Им я хотел бы сказать: по праву сочинителя. Я и сам некогда совершал путешествия за границу на самолете, и в одной из таможенных кабинок однажды увидел огромного откормленного бурого кота. Того самого, которого доктор Черви привез и выпустил в России! Харчи российской таможенной службы пришлись по душе завсегдатаю итальянской помойки. А русские кошечки, как известно, ценятся во всем мире.

Да не осудит меня читатель за то, что не рассказал еще самого главного! Сейчас расскажу.

Месяца через четыре доктор Черви, заметно помолодевший, вместе с женой вернулся в Москву, и их московская квартира стала постепенно приобретать некоторую итальянскую завершенность, где чете разноязыких супругов под недремлющим руководством собаки Штучки и вседержительной судьбы ничего другого не оставалось, как только пестовать свое счастье.

Путь по прямой от Милана до Москвы — особенно пешком — удивительно далекий, к тому же очень трудный: надо пройти Австрию и Венгрию, а если не знать дороги, то и Польшу; а если еще и газет не читать, то даже Белоруссия с Украиной могут в таком путешествии показаться странами.

О, если бы кот Агат умел говорить, хотя бы как мы с вами, он рассказал бы невероятное количество занимательных и поучительных историй, которые произошли с ним на обратном пути.

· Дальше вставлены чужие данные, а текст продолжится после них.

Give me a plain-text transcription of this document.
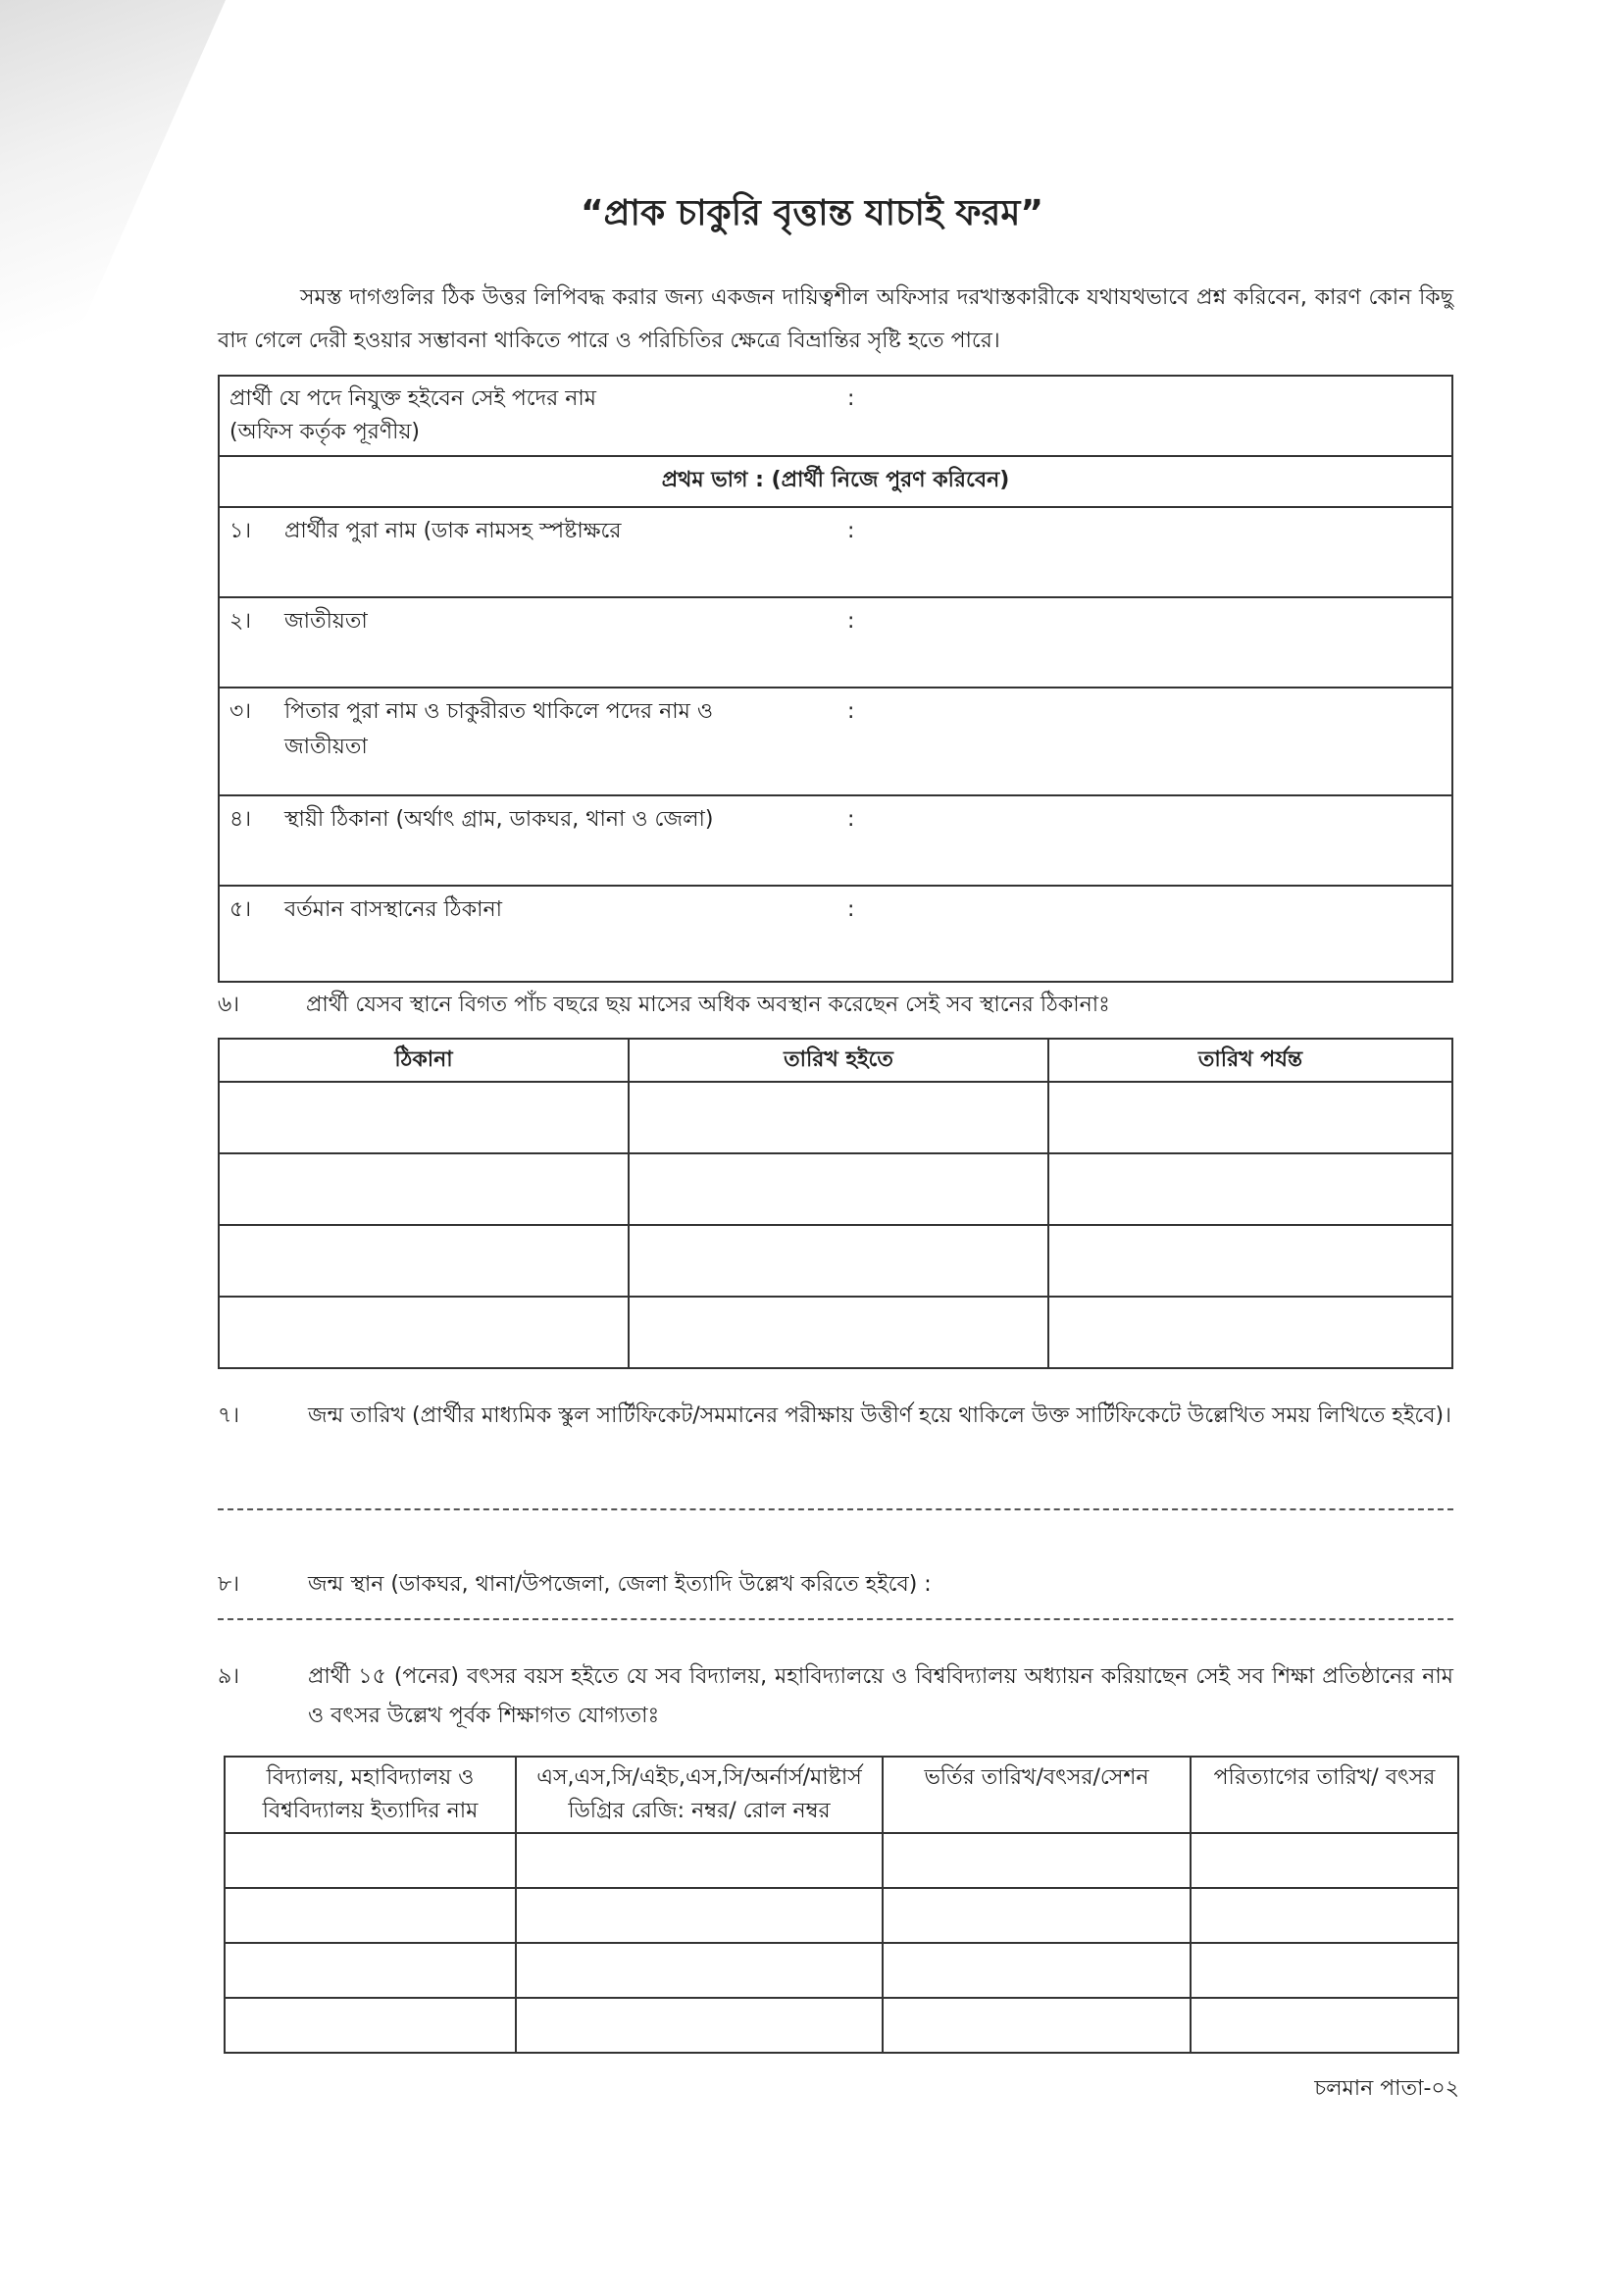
“প্রাক চাকুরি বৃত্তান্ত যাচাই ফরম”
সমস্ত দাগগুলির ঠিক উত্তর লিপিবদ্ধ করার জন্য একজন দায়িত্বশীল অফিসার দরখাস্তকারীকে যথাযথভাবে প্রশ্ন করিবেন, কারণ কোন কিছু বাদ গেলে দেরী হওয়ার সম্ভাবনা থাকিতে পারে ও পরিচিতির ক্ষেত্রে বিভ্রান্তির সৃষ্টি হতে পারে।
প্রার্থী যে পদে নিযুক্ত হইবেন সেই পদের নাম
(অফিস কর্তৃক পূরণীয়):
প্রথম ভাগ : (প্রার্থী নিজে পুরণ করিবেন)
১। প্রার্থীর পুরা নাম (ডাক নামসহ স্পষ্টাক্ষরে	:
২। জাতীয়তা	:
৩। পিতার পুরা নাম ও চাকুরীরত থাকিলে পদের নাম ও জাতীয়তা:
৪। স্থায়ী ঠিকানা (অর্থাৎ গ্রাম, ডাকঘর, থানা ও জেলা)	:
৫। বর্তমান বাসস্থানের ঠিকানা	:
৬।	প্রার্থী যেসব স্থানে বিগত পাঁচ বছরে ছয় মাসের অধিক অবস্থান করেছেন সেই সব স্থানের ঠিকানাঃ
ঠিকানা	তারিখ হইতে	তারিখ পর্যন্ত

৭।	জন্ম তারিখ (প্রার্থীর মাধ্যমিক স্কুল সার্টিফিকেট/সমমানের পরীক্ষায় উত্তীর্ণ হয়ে থাকিলে উক্ত সার্টিফিকেটে উল্লেখিত সময় লিখিতে হইবে)।
৮।	জন্ম স্থান (ডাকঘর, থানা/উপজেলা, জেলা ইত্যাদি উল্লেখ করিতে হইবে) :
৯।	প্রার্থী ১৫ (পনের) বৎসর বয়স হইতে যে সব বিদ্যালয়, মহাবিদ্যালয়ে ও বিশ্ববিদ্যালয় অধ্যায়ন করিয়াছেন সেই সব শিক্ষা প্রতিষ্ঠানের নাম ও বৎসর উল্লেখ পূর্বক শিক্ষাগত যোগ্যতাঃ
বিদ্যালয়, মহাবিদ্যালয় ও বিশ্ববিদ্যালয় ইত্যাদির নাম	এস,এস,সি/এইচ,এস,সি/অর্নার্স/মাষ্টার্স ডিগ্রির রেজি: নম্বর/ রোল নম্বর	ভর্তির তারিখ/বৎসর/সেশন	পরিত্যাগের তারিখ/ বৎসর

চলমান পাতা-০২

Но об одной я поведаю вам, ведь Агат неспроста рассказал ее своей подруге — собаке Штучке, а уж она по простоте душевной шепнула мне.

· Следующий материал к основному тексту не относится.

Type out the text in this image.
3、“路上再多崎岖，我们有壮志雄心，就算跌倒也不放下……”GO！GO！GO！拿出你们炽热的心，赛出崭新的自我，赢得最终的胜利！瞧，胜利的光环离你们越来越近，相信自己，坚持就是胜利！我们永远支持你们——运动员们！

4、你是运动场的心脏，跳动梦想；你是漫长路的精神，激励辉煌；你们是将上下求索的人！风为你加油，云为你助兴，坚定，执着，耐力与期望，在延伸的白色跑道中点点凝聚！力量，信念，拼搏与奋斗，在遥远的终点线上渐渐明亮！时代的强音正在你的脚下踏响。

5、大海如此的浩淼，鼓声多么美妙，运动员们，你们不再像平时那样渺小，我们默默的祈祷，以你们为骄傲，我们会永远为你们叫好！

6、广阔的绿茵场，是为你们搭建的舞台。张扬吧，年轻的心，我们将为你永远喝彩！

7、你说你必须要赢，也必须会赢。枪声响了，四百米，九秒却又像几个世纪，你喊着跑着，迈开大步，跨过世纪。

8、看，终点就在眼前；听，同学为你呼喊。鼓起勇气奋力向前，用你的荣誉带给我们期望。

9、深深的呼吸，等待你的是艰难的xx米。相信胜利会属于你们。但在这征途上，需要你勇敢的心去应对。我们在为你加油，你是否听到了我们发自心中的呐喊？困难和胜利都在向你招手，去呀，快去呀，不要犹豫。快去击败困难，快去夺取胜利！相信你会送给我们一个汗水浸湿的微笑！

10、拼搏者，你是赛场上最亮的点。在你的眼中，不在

Когда до Москвы оставалось совсем немного, Агат, проделавший последние шестьсот километров вдоль Минского шоссе, присел отдохнуть на тяжелую от копоти придорожную траву и был поражен непривычным шумом, который он, впрочем, без труда узнал, потому что часто слышал его по телевизору. Это был железный шум тяжелых танков. Агат поднял голову и увидел, что по дороге, через которую он должен был перебежать, ползут страшные машины.

Будучи по натуре своей, как уже было говорено в начале, демократом, кот сообразил, что тут что-то не так: не могли же они выползти из телевизора, да и праздника никакого не предвиделось. Он посмотрел по сторонам и увидел клумбу, на которой цветами была выложена дата «19 августа 1991». Возле клумбы стоял человек с лейкой и громко повторял слово «путч». Что оно означало, Агат не знал, но, решив, что это что-то вроде «брысь», и повинуясь скорее инстинкту туриста, чем осторожности путешественника, бросился наперерез танковой колонне, и, не оглядываясь, помчался к дому.

Увидев черного кота, водитель первого танка, естественно, затормозил. За ним встал другой, третий, десятый, сороковой…

…С того времени прошло много дней. Каждый за это время успел поставить себе в заслугу победу демократии в России, но мы-то с собакой Штучкой наверняка знаем, кто был тот истинный герой, рисковавший черной шубкой в трудный для Родины час. И неужели же мы не простим его за то, что он по скромности своей ни разу не выступил по телевидению?

…Мы не будем его осуждать еще и за то, что, пройдя три тысячи километров через пол-Европы, голодный, грязный, битый, раненый, он все-таки нашел в себе силы забраться на открытую форточку своего московского дома. Ну, не рассчитал немного, не попал на стул или в кресло, а плюхнулся прямо в брачную постель, в которой только-только угомонившаяся Собака Штучка вновь закатила истерику, но теперь уже радостную, — по поводу возвращения из долгой заграничной поездки ее пушистого братика, отказавшегося от сытой бездеятельности итальянского мещанина ради нищенства в голодной России.